A FORMER prisoner from one of the region’s jails has spoken out against Government plans to hand out shorter sentences.
Steve Ellis, a 35-year-old aspiring artist, says that he is proof prison can actually work, having served time at HMP Everthorpe, but he disagrees that slashing sentences for early guilty pleas is the best way forward.
Justice Secretary Kenneth Clarke has come in for stinging criticism in the past week for his idea to cut sentences by up to half if a defendant admits an offence straight away.
But Mr Ellis, a recovering heroin addict has been in and out of prison at least five times and says shorter sentences did not help him overcome his problems.

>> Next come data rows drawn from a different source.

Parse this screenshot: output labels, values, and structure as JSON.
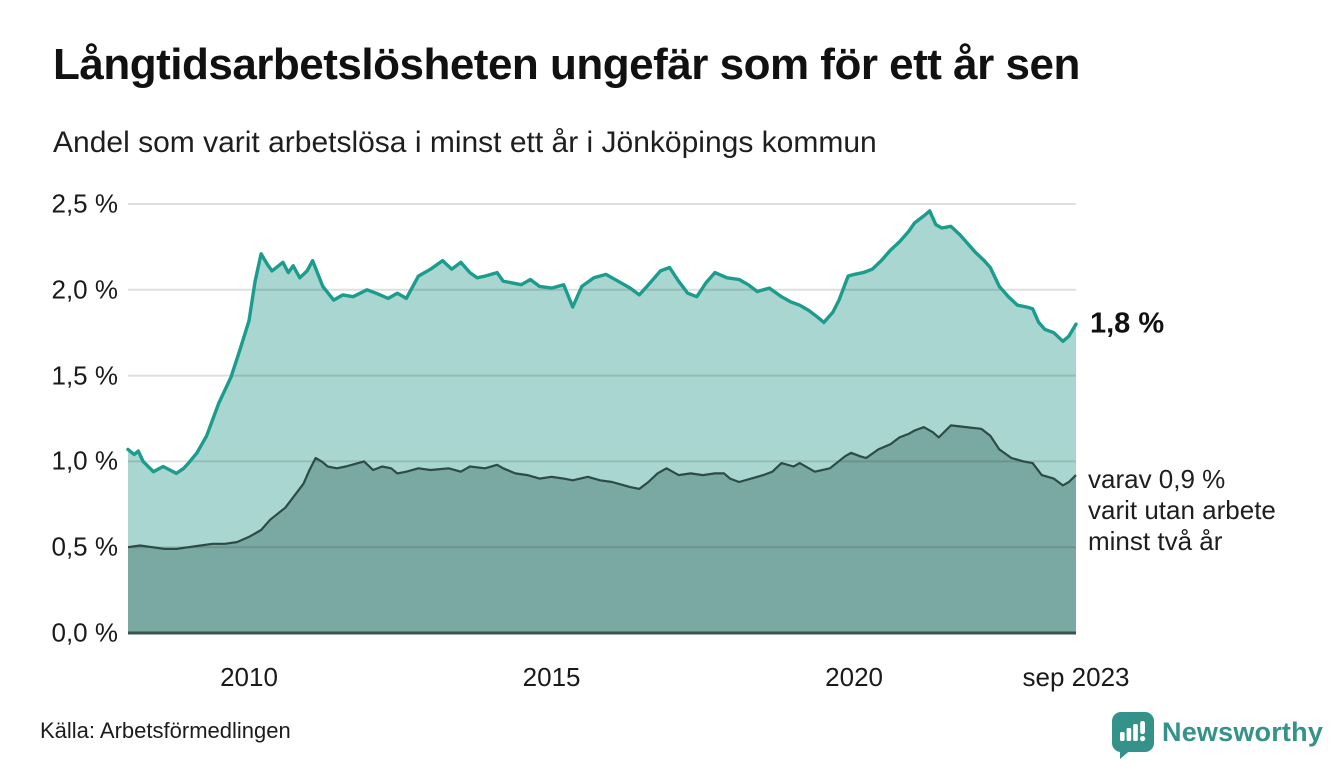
{
  "title": "Långtidsarbetslösheten ungefär som för ett år sen",
  "subtitle": "Andel som varit arbetslösa i minst ett år i Jönköpings kommun",
  "source": "Källa: Arbetsförmedlingen",
  "branding": {
    "name": "Newsworthy",
    "color": "#35928b"
  },
  "annotations": {
    "series1_end": "1,8 %",
    "series2_end": "varav 0,9 %\nvarit utan arbete\nminst två år"
  },
  "chart_data": {
    "type": "area",
    "title": "Långtidsarbetslösheten ungefär som för ett år sen",
    "subtitle": "Andel som varit arbetslösa i minst ett år i Jönköpings kommun",
    "unit": "%",
    "grid": true,
    "legend_position": "line-end-annotations",
    "x_range": [
      2008.0,
      2023.667
    ],
    "ylim": [
      0,
      2.5
    ],
    "yticks": [
      {
        "value": 0.0,
        "label": "0,0 %"
      },
      {
        "value": 0.5,
        "label": "0,5 %"
      },
      {
        "value": 1.0,
        "label": "1,0 %"
      },
      {
        "value": 1.5,
        "label": "1,5 %"
      },
      {
        "value": 2.0,
        "label": "2,0 %"
      },
      {
        "value": 2.5,
        "label": "2,5 %"
      }
    ],
    "xticks": [
      {
        "value": 2010,
        "label": "2010"
      },
      {
        "value": 2015,
        "label": "2015"
      },
      {
        "value": 2020,
        "label": "2020"
      },
      {
        "value": 2023.667,
        "label": "sep 2023"
      }
    ],
    "series": [
      {
        "name": "Andel arbetslösa minst ett år",
        "color": "#1b9c8c",
        "fill": "#a9d6d0",
        "end_value": 1.8,
        "end_label": "1,8 %",
        "points": [
          [
            2008.0,
            1.07
          ],
          [
            2008.1,
            1.04
          ],
          [
            2008.17,
            1.06
          ],
          [
            2008.25,
            1.0
          ],
          [
            2008.42,
            0.94
          ],
          [
            2008.58,
            0.97
          ],
          [
            2008.8,
            0.93
          ],
          [
            2008.92,
            0.96
          ],
          [
            2009.0,
            0.99
          ],
          [
            2009.14,
            1.05
          ],
          [
            2009.3,
            1.15
          ],
          [
            2009.5,
            1.34
          ],
          [
            2009.7,
            1.49
          ],
          [
            2009.85,
            1.65
          ],
          [
            2010.0,
            1.82
          ],
          [
            2010.1,
            2.05
          ],
          [
            2010.2,
            2.21
          ],
          [
            2010.3,
            2.15
          ],
          [
            2010.38,
            2.11
          ],
          [
            2010.56,
            2.16
          ],
          [
            2010.65,
            2.1
          ],
          [
            2010.73,
            2.14
          ],
          [
            2010.84,
            2.07
          ],
          [
            2010.96,
            2.11
          ],
          [
            2011.05,
            2.17
          ],
          [
            2011.22,
            2.02
          ],
          [
            2011.4,
            1.94
          ],
          [
            2011.55,
            1.97
          ],
          [
            2011.72,
            1.96
          ],
          [
            2011.95,
            2.0
          ],
          [
            2012.1,
            1.98
          ],
          [
            2012.3,
            1.95
          ],
          [
            2012.45,
            1.98
          ],
          [
            2012.6,
            1.95
          ],
          [
            2012.8,
            2.08
          ],
          [
            2013.0,
            2.12
          ],
          [
            2013.2,
            2.17
          ],
          [
            2013.35,
            2.12
          ],
          [
            2013.5,
            2.16
          ],
          [
            2013.65,
            2.1
          ],
          [
            2013.77,
            2.07
          ],
          [
            2013.9,
            2.08
          ],
          [
            2014.1,
            2.1
          ],
          [
            2014.2,
            2.05
          ],
          [
            2014.35,
            2.04
          ],
          [
            2014.5,
            2.03
          ],
          [
            2014.65,
            2.06
          ],
          [
            2014.8,
            2.02
          ],
          [
            2015.0,
            2.01
          ],
          [
            2015.2,
            2.03
          ],
          [
            2015.35,
            1.9
          ],
          [
            2015.5,
            2.02
          ],
          [
            2015.7,
            2.07
          ],
          [
            2015.9,
            2.09
          ],
          [
            2016.1,
            2.05
          ],
          [
            2016.3,
            2.01
          ],
          [
            2016.45,
            1.97
          ],
          [
            2016.6,
            2.03
          ],
          [
            2016.8,
            2.11
          ],
          [
            2016.95,
            2.13
          ],
          [
            2017.1,
            2.05
          ],
          [
            2017.25,
            1.98
          ],
          [
            2017.4,
            1.96
          ],
          [
            2017.55,
            2.04
          ],
          [
            2017.7,
            2.1
          ],
          [
            2017.9,
            2.07
          ],
          [
            2018.1,
            2.06
          ],
          [
            2018.25,
            2.03
          ],
          [
            2018.4,
            1.99
          ],
          [
            2018.6,
            2.01
          ],
          [
            2018.8,
            1.96
          ],
          [
            2018.95,
            1.93
          ],
          [
            2019.1,
            1.91
          ],
          [
            2019.25,
            1.88
          ],
          [
            2019.4,
            1.84
          ],
          [
            2019.5,
            1.81
          ],
          [
            2019.65,
            1.87
          ],
          [
            2019.75,
            1.94
          ],
          [
            2019.9,
            2.08
          ],
          [
            2020.0,
            2.09
          ],
          [
            2020.15,
            2.1
          ],
          [
            2020.3,
            2.12
          ],
          [
            2020.45,
            2.17
          ],
          [
            2020.6,
            2.23
          ],
          [
            2020.75,
            2.28
          ],
          [
            2020.9,
            2.34
          ],
          [
            2021.0,
            2.39
          ],
          [
            2021.15,
            2.43
          ],
          [
            2021.25,
            2.46
          ],
          [
            2021.35,
            2.38
          ],
          [
            2021.45,
            2.36
          ],
          [
            2021.6,
            2.37
          ],
          [
            2021.75,
            2.32
          ],
          [
            2021.85,
            2.28
          ],
          [
            2022.0,
            2.22
          ],
          [
            2022.15,
            2.17
          ],
          [
            2022.25,
            2.13
          ],
          [
            2022.4,
            2.02
          ],
          [
            2022.55,
            1.96
          ],
          [
            2022.7,
            1.91
          ],
          [
            2022.85,
            1.9
          ],
          [
            2022.95,
            1.89
          ],
          [
            2023.05,
            1.81
          ],
          [
            2023.15,
            1.77
          ],
          [
            2023.3,
            1.75
          ],
          [
            2023.45,
            1.7
          ],
          [
            2023.55,
            1.73
          ],
          [
            2023.667,
            1.8
          ]
        ]
      },
      {
        "name": "Andel arbetslösa minst två år",
        "color": "#2d4b47",
        "fill": "#7aa8a2",
        "end_value": 0.9,
        "end_label": "varav 0,9 % varit utan arbete minst två år",
        "points": [
          [
            2008.0,
            0.5
          ],
          [
            2008.2,
            0.51
          ],
          [
            2008.4,
            0.5
          ],
          [
            2008.6,
            0.49
          ],
          [
            2008.8,
            0.49
          ],
          [
            2009.0,
            0.5
          ],
          [
            2009.2,
            0.51
          ],
          [
            2009.4,
            0.52
          ],
          [
            2009.6,
            0.52
          ],
          [
            2009.8,
            0.53
          ],
          [
            2010.0,
            0.56
          ],
          [
            2010.2,
            0.6
          ],
          [
            2010.35,
            0.66
          ],
          [
            2010.6,
            0.73
          ],
          [
            2010.75,
            0.8
          ],
          [
            2010.9,
            0.87
          ],
          [
            2011.0,
            0.95
          ],
          [
            2011.1,
            1.02
          ],
          [
            2011.2,
            1.0
          ],
          [
            2011.3,
            0.97
          ],
          [
            2011.45,
            0.96
          ],
          [
            2011.6,
            0.97
          ],
          [
            2011.7,
            0.98
          ],
          [
            2011.9,
            1.0
          ],
          [
            2012.05,
            0.95
          ],
          [
            2012.2,
            0.97
          ],
          [
            2012.35,
            0.96
          ],
          [
            2012.45,
            0.93
          ],
          [
            2012.6,
            0.94
          ],
          [
            2012.8,
            0.96
          ],
          [
            2013.0,
            0.95
          ],
          [
            2013.3,
            0.96
          ],
          [
            2013.5,
            0.94
          ],
          [
            2013.65,
            0.97
          ],
          [
            2013.9,
            0.96
          ],
          [
            2014.1,
            0.98
          ],
          [
            2014.2,
            0.96
          ],
          [
            2014.4,
            0.93
          ],
          [
            2014.6,
            0.92
          ],
          [
            2014.8,
            0.9
          ],
          [
            2015.0,
            0.91
          ],
          [
            2015.2,
            0.9
          ],
          [
            2015.35,
            0.89
          ],
          [
            2015.6,
            0.91
          ],
          [
            2015.8,
            0.89
          ],
          [
            2016.0,
            0.88
          ],
          [
            2016.1,
            0.87
          ],
          [
            2016.3,
            0.85
          ],
          [
            2016.45,
            0.84
          ],
          [
            2016.6,
            0.88
          ],
          [
            2016.75,
            0.93
          ],
          [
            2016.9,
            0.96
          ],
          [
            2017.1,
            0.92
          ],
          [
            2017.3,
            0.93
          ],
          [
            2017.5,
            0.92
          ],
          [
            2017.7,
            0.93
          ],
          [
            2017.85,
            0.93
          ],
          [
            2017.95,
            0.9
          ],
          [
            2018.1,
            0.88
          ],
          [
            2018.3,
            0.9
          ],
          [
            2018.5,
            0.92
          ],
          [
            2018.65,
            0.94
          ],
          [
            2018.8,
            0.99
          ],
          [
            2019.0,
            0.97
          ],
          [
            2019.1,
            0.99
          ],
          [
            2019.35,
            0.94
          ],
          [
            2019.6,
            0.96
          ],
          [
            2019.85,
            1.03
          ],
          [
            2019.95,
            1.05
          ],
          [
            2020.1,
            1.03
          ],
          [
            2020.2,
            1.02
          ],
          [
            2020.4,
            1.07
          ],
          [
            2020.6,
            1.1
          ],
          [
            2020.75,
            1.14
          ],
          [
            2020.9,
            1.16
          ],
          [
            2021.0,
            1.18
          ],
          [
            2021.15,
            1.2
          ],
          [
            2021.3,
            1.17
          ],
          [
            2021.4,
            1.14
          ],
          [
            2021.6,
            1.21
          ],
          [
            2021.85,
            1.2
          ],
          [
            2022.1,
            1.19
          ],
          [
            2022.25,
            1.15
          ],
          [
            2022.4,
            1.07
          ],
          [
            2022.6,
            1.02
          ],
          [
            2022.8,
            1.0
          ],
          [
            2022.95,
            0.99
          ],
          [
            2023.1,
            0.92
          ],
          [
            2023.3,
            0.9
          ],
          [
            2023.45,
            0.86
          ],
          [
            2023.55,
            0.88
          ],
          [
            2023.667,
            0.92
          ]
        ]
      }
    ]
  }
}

“When you serve a long time in jail you have a long time to think about it and you just don’t want to go back,” he said.
“Most people think of (short sentences) as an inconvenience - you’re in and, before you know it, your release date is just around the corner - so you think ‘This isn’t a problem for me’.”
He now lives with his girlfriend in Leeds and attends art college, having turned his life around in 2008 after battling his drug addiction. He put his recovery down to locally-run charity, Disc, who provide vital support for addicts.

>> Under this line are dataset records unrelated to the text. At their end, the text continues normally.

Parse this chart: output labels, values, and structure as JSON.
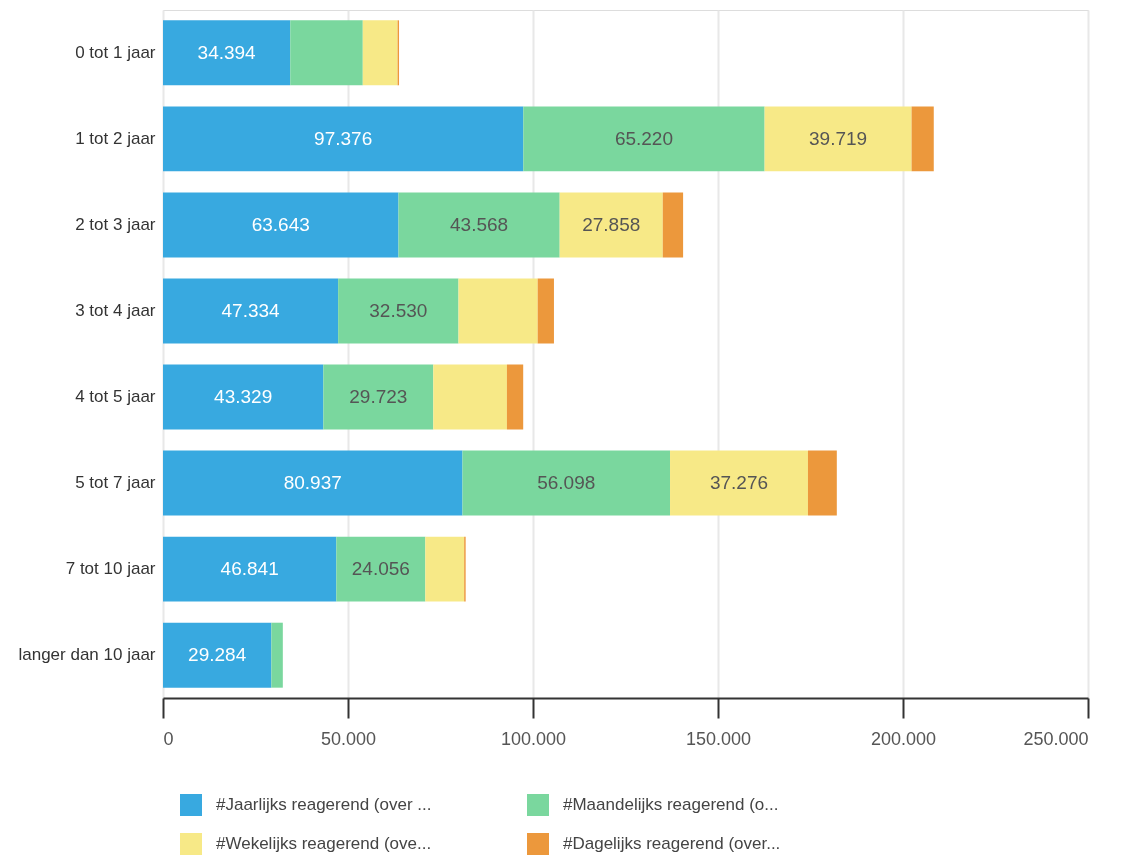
{
  "chart_data": {
    "type": "bar",
    "orientation": "horizontal",
    "stacked": true,
    "categories": [
      "0 tot 1 jaar",
      "1 tot 2 jaar",
      "2 tot 3 jaar",
      "3 tot 4 jaar",
      "4 tot 5 jaar",
      "5 tot 7 jaar",
      "7 tot 10 jaar",
      "langer dan 10 jaar"
    ],
    "series": [
      {
        "name": "#Jaarlijks reagerend (over ...",
        "color": "#38a9e0",
        "values": [
          34394,
          97376,
          63643,
          47334,
          43329,
          80937,
          46841,
          29284
        ],
        "value_labels": [
          "34.394",
          "97.376",
          "63.643",
          "47.334",
          "43.329",
          "80.937",
          "46.841",
          "29.284"
        ]
      },
      {
        "name": "#Maandelijks reagerend (o...",
        "color": "#7ad79e",
        "values": [
          19600,
          65220,
          43568,
          32530,
          29723,
          56098,
          24056,
          3100
        ],
        "value_labels": [
          null,
          "65.220",
          "43.568",
          "32.530",
          "29.723",
          "56.098",
          "24.056",
          null
        ]
      },
      {
        "name": "#Wekelijks reagerend (ove...",
        "color": "#f7e987",
        "values": [
          9400,
          39719,
          27858,
          21400,
          19900,
          37276,
          10500,
          null
        ],
        "value_labels": [
          null,
          "39.719",
          "27.858",
          null,
          null,
          "37.276",
          null,
          null
        ]
      },
      {
        "name": "#Dagelijks reagerend (over...",
        "color": "#ec983c",
        "values": [
          400,
          6000,
          5500,
          4400,
          4400,
          7800,
          400,
          null
        ]
      }
    ],
    "xlim": [
      0,
      250000
    ],
    "xticks": [
      0,
      {
        "value": 50000,
        "label": "50.000"
      },
      {
        "value": 100000,
        "label": "100.000"
      },
      {
        "value": 150000,
        "label": "150.000"
      },
      {
        "value": 200000,
        "label": "200.000"
      },
      {
        "value": 250000,
        "label": "250.000"
      }
    ],
    "grid": "x",
    "legend": "bottom"
  }
}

He says that while halving a one-year sentence will halve the cost to the prison service, the savings are outweighed because intervention programmes do not have time to work.
“(The offender) may well get out earlier, but they may well then relapse or re-offend a lot quicker and that adds cost to the whole police budget, the court budget.
“If that person had served the full year we may have had more success actually keeping them out of crime for longer.”